Study Design
After obtaining approval from the Ethics Committee of the Dokuz Eylul University Faculty of Medicine, we performed a prospective study between December 2018 and May 2019. Written informed consent was received from the parents or legal guardians of patients before enrollment. The study was conducted in the Dokuz Eylul University Pediatric Emergency Department. Previously healthy children aged between 1 and 24 months and diagnosed with AB according to the guidelines of the American Academy of Pediatrics were included in the study. The following patients were excluded: those requiring immediate intervention with life-threatening disease, patients with a history of recurrent wheezing (more than 3 attacks) or one major criterion or two minor criteria according to the Modified Asthma Predictive Index, and those with chronic respiratory disease, cardiac or neuromuscular diseases, genetic disorders, chest wall abnormalities, prematurity (<34 gestational week), or a history of cardiac or thoracic surgery ²². The demographic and clinical data were recorded and the patients were grouped to quantify the severity of AB using the Modified Respiratory Distress Assessment Instrument (mRDAI) score, a scale that consists of respiratory rate, use of accessory muscles, auscultation findings, and color, with each parameter scored from 0 to 3 and the total score being categorized as mild (0-4 points), moderate (5-8 points), or severe (9-12 points) for bronchiolitis patients ²³. Vital signs were monitored by a nurse and the patients were evaluated by a pediatric assistant and a pediatric emergency fellow.
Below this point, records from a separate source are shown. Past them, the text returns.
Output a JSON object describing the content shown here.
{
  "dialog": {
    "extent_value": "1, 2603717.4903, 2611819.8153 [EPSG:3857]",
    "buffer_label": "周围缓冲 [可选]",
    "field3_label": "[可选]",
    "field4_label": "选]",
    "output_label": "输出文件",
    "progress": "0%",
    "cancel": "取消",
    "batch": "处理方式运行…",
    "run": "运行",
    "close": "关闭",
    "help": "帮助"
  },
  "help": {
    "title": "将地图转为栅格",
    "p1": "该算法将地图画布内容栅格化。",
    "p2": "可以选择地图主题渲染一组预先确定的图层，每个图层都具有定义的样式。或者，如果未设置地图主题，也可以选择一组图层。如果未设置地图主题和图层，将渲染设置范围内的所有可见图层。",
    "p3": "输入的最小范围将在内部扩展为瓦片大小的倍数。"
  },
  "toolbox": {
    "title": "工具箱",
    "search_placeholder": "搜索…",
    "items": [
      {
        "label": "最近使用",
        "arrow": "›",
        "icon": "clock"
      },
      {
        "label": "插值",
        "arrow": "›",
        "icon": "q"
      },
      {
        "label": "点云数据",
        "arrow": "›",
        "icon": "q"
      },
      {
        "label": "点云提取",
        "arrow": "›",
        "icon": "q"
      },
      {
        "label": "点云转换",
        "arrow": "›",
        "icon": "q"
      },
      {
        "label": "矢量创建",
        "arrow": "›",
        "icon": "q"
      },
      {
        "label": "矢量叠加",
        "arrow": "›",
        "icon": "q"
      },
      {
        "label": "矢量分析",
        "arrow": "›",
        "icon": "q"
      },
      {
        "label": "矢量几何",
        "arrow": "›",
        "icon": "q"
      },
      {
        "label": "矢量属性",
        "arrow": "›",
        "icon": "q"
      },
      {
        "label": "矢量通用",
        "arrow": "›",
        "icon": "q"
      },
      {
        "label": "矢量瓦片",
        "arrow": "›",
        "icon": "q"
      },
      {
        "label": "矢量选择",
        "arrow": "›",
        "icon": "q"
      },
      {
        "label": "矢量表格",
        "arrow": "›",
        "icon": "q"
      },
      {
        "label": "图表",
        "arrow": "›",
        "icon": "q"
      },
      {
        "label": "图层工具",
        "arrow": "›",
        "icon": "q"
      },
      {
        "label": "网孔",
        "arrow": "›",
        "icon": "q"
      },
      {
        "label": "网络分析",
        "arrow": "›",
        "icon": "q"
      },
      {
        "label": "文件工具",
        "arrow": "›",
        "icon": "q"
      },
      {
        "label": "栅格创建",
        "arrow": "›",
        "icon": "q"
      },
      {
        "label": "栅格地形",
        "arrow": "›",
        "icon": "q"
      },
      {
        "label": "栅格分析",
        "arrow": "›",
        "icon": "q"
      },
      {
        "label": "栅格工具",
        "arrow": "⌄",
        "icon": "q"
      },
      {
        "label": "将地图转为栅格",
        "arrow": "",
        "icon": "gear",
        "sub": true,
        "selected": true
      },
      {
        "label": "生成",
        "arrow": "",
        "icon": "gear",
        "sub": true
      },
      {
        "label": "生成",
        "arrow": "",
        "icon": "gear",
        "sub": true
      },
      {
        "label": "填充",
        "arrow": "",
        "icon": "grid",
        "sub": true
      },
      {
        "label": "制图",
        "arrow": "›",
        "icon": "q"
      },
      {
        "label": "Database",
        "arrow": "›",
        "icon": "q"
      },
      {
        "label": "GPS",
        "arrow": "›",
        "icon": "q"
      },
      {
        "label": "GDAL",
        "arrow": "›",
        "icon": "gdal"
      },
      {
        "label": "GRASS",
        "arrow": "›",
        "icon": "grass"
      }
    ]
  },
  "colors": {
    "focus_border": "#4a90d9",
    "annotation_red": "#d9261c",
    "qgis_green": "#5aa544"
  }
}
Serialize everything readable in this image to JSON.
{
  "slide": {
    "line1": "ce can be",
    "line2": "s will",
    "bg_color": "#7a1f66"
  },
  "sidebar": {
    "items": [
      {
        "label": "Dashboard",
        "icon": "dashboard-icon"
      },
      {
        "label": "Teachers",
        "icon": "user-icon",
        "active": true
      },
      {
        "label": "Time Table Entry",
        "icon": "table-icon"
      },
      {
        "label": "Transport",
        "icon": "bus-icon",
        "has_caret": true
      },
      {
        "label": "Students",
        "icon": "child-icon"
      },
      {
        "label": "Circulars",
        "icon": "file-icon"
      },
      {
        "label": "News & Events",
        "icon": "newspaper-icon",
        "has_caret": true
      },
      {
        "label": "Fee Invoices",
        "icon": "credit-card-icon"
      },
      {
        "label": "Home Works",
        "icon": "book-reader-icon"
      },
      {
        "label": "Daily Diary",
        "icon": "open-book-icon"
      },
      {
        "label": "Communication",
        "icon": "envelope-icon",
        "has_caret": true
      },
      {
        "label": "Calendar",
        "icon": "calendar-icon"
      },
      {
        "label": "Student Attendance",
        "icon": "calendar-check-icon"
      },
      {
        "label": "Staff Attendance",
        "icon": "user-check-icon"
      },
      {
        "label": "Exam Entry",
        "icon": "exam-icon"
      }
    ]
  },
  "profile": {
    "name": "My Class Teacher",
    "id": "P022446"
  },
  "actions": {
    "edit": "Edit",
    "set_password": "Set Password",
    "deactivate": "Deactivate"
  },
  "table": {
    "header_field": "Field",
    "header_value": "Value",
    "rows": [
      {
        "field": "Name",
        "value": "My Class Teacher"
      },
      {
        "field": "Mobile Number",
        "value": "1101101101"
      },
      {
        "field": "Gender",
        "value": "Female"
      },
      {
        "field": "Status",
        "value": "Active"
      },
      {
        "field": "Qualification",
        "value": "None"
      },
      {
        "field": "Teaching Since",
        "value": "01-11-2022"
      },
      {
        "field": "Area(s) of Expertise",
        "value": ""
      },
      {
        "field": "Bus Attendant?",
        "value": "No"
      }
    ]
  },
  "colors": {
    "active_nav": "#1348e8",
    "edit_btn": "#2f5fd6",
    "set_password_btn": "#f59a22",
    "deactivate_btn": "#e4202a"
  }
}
Sonographic examination was performed with a Philips ClearVue 350 portable system with an L12-4 MHz linear transducer by a single pediatric emergency fellow who was well trained on LUS for over 2 years. Sonographic examinations were obtained when the participants seemed calm, using pacifiers or distracting their attention somehow during the examination. If they were uncooperative, we waited until they looked calm or fell asleep. Lung ultrasound was performed following a process reported previously ²⁴. Both longitudinal and transverse sections were obtained for the anterior, posterior, and lateral chest wall and the BUS was calculated using the methodology described by Basile et al. ¹⁰ based on the extent of lung involvement (Figure 1). Echographic findings of bronchiolitis were examined for anterior and paravertebral/posterior areas of the thorax and each parameter was scored with 0 to 2 points. The total score was assessed as 0 point: normal lung ultrasound pattern; 1-3 points: mild bronchiolitis, 4-6 points: moderate bronchiolitis; or 7-8 points: severe bronchiolitis ¹⁰.
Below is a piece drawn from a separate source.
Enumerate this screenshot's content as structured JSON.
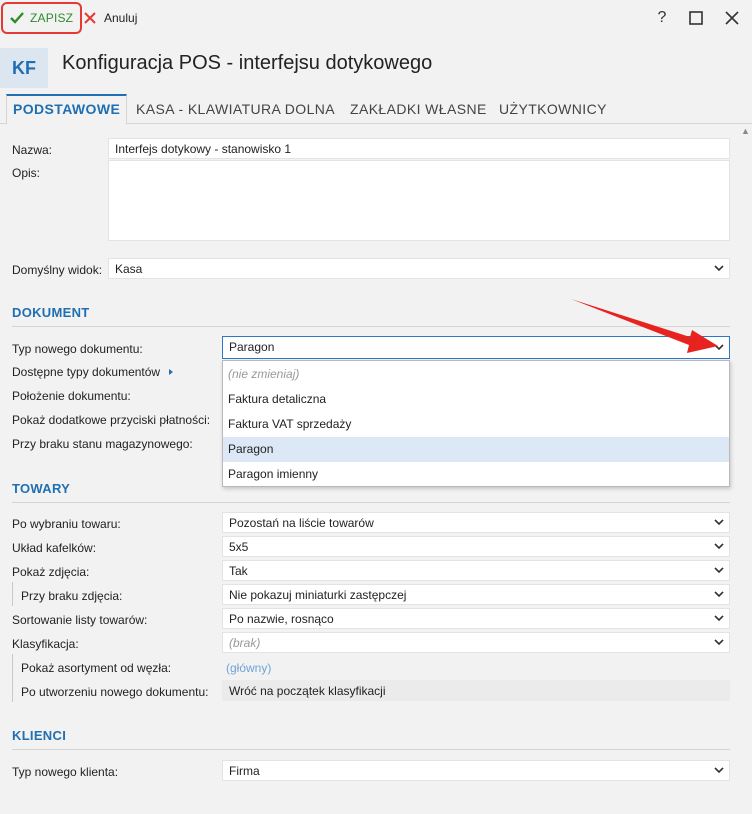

The right hemidiaphragm was examined for sonographic evaluation as previous studies detected that there was no difference between the measurements of right and left sides ²⁵ˉ²⁷. The transducer was located on the midaxillary or midclavicular line, between the 9th and 10th intercostal areas in the coronal plane and directed medially, cephalad, and dorsally to achieve the best image. The two-dimensional mode was used to identify the diaphragm and M-mode was then used to measure the thickness and display diaphragmatic movement. The diaphragm was imaged as an echogenic line moving freely during inspiration and expiration in M-mode. Inspiration was detected as upward and expiration as downward flexion on the sonographic tracing. The thickness of the diaphragm was measured by the vertical distance between the midpoints of the pleural and peritoneal layers at the end of inspiration and expiration. The thickening fraction (TF) was calculated as (TEI – TEE)/TEE, where TEI is diaphragm thickness at the end of inspiration and TEE is diaphragm thickness at the end of expiration, and it was recorded as a percentage. Diaphragm excursion (EXC) was measured as the vertical distance tracing from the baseline to the point of maximum height of inspiration. Inspiratory slope (IS), or the speed of diaphragmatic contraction, and expiratory slope (ES), or the speed of relaxation, were calculated together with the total duration time of the respiratory cycle (Figure 2). Three consecutive respiratory cycles were recorded and the averages of 3 cycles were calculated for each parameter ¹⁸.
The primary outcome of our study was to determine DUS parameters in bronchiolitis patients and the secondary outcome was to identify the correlations between DUS parameters and clinical and sonographic severity scores, need for respiratory support, and outcomes.